As an RIA, no matter where you are in your career, you should be thinking about succession—either yours or the older owners in the firm. After all, a strong foundation for any firm established through hard work, dedication and the accumulation of more than a few gray hairs, should be the plan for the continuation of care for your clients and a way to monetize your ownership stake in your business. As a financial advisor, the end game isn’t just to take care of your clients’ financial goals today but to ensure that they’re set for tomorrow. The same could be said for the financial health of your practice.
Mergers and acquisitions play a significant role in today’s succession planning considerations. Even if you are planning an internal succession plan, M&A can still be an important part of your plan as it is also a great strategy for growth. It’s your responsibility to do what’s right for your firm (and no one knows what “doing right” is better than you), but as an advisor, you’ll basically find yourself in one of these positions when it comes to your firm’s future and M&As:
- You’re open to a merger or acquisition but not actively pursuing this as an option for succession planning.
- You’ve made either a merger or acquisition a formal part of your succession and/or growth strategy.

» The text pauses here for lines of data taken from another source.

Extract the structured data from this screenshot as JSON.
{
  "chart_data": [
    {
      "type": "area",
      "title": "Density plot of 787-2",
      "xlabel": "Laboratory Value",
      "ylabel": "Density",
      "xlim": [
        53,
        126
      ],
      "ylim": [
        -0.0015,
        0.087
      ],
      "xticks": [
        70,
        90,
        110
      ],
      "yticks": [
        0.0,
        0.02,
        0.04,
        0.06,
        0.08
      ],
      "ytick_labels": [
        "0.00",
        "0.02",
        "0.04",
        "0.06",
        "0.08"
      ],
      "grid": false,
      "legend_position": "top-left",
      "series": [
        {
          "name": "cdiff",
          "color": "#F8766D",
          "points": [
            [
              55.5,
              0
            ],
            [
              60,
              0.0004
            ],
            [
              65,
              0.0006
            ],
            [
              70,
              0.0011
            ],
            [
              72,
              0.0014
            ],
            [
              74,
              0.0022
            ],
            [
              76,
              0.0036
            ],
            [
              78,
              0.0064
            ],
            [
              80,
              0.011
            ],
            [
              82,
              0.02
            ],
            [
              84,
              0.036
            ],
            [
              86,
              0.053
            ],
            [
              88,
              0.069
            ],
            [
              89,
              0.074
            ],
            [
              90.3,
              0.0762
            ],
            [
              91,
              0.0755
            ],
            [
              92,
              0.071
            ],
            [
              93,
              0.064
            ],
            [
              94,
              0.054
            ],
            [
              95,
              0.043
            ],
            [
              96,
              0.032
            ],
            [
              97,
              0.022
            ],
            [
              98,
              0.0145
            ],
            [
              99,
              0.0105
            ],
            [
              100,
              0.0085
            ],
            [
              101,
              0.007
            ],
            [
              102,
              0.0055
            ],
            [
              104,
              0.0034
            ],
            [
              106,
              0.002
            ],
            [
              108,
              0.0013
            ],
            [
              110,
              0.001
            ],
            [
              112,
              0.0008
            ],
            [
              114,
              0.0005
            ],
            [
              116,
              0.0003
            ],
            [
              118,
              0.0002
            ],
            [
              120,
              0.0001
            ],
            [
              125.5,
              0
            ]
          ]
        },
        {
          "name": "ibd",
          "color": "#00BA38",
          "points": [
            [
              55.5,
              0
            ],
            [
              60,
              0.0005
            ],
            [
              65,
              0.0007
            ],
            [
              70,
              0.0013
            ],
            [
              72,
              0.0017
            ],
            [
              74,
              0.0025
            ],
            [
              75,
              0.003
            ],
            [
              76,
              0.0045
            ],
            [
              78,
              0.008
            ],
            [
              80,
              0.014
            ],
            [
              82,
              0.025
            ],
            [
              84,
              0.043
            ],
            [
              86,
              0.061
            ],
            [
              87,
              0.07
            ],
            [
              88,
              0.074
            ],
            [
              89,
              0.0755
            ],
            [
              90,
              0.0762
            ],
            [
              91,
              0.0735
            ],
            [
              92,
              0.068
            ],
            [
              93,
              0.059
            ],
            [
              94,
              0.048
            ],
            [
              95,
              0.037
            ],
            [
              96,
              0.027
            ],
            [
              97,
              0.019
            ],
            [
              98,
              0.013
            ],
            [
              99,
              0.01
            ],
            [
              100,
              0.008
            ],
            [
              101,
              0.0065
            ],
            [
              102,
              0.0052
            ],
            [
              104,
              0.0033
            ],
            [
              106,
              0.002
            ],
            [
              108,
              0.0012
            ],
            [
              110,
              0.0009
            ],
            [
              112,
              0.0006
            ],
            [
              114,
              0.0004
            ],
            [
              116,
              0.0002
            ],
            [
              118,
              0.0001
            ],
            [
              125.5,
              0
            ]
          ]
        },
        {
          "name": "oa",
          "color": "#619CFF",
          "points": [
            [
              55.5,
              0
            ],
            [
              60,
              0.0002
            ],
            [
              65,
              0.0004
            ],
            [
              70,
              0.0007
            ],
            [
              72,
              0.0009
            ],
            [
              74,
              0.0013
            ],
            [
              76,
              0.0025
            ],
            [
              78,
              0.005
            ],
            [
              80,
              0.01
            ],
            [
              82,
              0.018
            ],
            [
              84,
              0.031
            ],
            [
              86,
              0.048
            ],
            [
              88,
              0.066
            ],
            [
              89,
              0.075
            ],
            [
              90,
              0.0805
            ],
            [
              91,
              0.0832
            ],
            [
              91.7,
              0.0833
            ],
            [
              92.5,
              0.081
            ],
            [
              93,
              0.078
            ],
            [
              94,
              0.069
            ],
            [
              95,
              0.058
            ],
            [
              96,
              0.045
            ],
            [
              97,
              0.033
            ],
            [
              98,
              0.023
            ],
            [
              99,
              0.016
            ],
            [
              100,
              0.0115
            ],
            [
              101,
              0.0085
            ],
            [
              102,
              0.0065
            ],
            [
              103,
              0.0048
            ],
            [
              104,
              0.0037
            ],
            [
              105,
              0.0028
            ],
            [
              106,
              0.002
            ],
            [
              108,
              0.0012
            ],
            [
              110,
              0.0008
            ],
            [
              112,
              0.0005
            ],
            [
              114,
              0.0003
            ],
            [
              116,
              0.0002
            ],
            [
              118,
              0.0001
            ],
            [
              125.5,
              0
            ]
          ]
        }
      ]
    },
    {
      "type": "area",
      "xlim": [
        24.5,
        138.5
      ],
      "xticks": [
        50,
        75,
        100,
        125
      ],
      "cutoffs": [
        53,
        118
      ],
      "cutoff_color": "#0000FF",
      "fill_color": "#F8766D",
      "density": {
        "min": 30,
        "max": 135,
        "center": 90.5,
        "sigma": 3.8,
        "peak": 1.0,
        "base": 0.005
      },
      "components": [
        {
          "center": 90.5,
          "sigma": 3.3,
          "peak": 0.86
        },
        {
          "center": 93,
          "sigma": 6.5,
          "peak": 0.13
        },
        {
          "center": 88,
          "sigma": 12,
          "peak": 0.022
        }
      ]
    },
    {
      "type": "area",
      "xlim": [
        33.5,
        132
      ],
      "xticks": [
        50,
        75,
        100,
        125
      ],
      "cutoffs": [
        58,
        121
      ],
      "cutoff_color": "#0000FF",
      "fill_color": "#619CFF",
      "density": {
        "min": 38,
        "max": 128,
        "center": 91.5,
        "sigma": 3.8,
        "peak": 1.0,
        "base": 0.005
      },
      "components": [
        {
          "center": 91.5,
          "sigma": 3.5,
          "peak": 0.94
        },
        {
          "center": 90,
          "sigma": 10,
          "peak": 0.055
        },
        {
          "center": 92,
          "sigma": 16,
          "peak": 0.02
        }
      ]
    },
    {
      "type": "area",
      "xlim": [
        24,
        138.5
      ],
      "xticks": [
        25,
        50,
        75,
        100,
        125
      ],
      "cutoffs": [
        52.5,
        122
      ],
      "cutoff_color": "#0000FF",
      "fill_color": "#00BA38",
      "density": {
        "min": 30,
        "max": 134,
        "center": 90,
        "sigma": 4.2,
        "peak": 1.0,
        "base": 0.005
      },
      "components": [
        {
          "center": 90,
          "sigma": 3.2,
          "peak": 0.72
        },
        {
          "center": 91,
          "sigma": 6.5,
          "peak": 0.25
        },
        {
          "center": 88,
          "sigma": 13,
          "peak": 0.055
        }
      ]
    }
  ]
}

- You’re not open to a merger or acquisition and you’re happy where you are for now. (But you have been or will be approached.)
So what are your options?
A) You can “ride it ‘til you die,” i.e., simply just work until you die and have your clients referred out when this happens.
B) You can be acquired, after which you either stay with the firm, for a specified amount of time or longer term, or leave.
C) Or you can merge with another firm to build scale, either for an internal sale or to possibly increase the value of the firm for an external sale.
Whatever you decide, here a few initial considerations I would recommend based on my own experience with a merger in 2009.
Start With Your Personal Goals
To begin, ask yourself what is it that you want to achieve for your future and how a merger or acquisition could help meet those goals. What about your clients and your staff? If you’re like me, you got into this business because you wanted to help people meet their financial goals, live comfortably with peace of mind and not outlive their money. Those same basic goals could be applied to you and your staff, but what else do you want to achieve? Do you want to sell your business to help fund your own future, to leave behind a legacy or to help your firm evolve by continuing to be a presence after you pass on the reins?
Making sure your goals match up with the merging or acquired firm’s is not only critical to your success; it sets the necessary tone going forward for your successors.
In my case, my firm was a small boutique practice, with about $250M in AUM. Our model was to lead with financial planning and charge upfront planning fees while also providing investment management, all with a very high-service, high-touch model. The firm we merged with was twice the size, with nearly twice the AUM and a model that focused more on academic investment expertise than financial planning.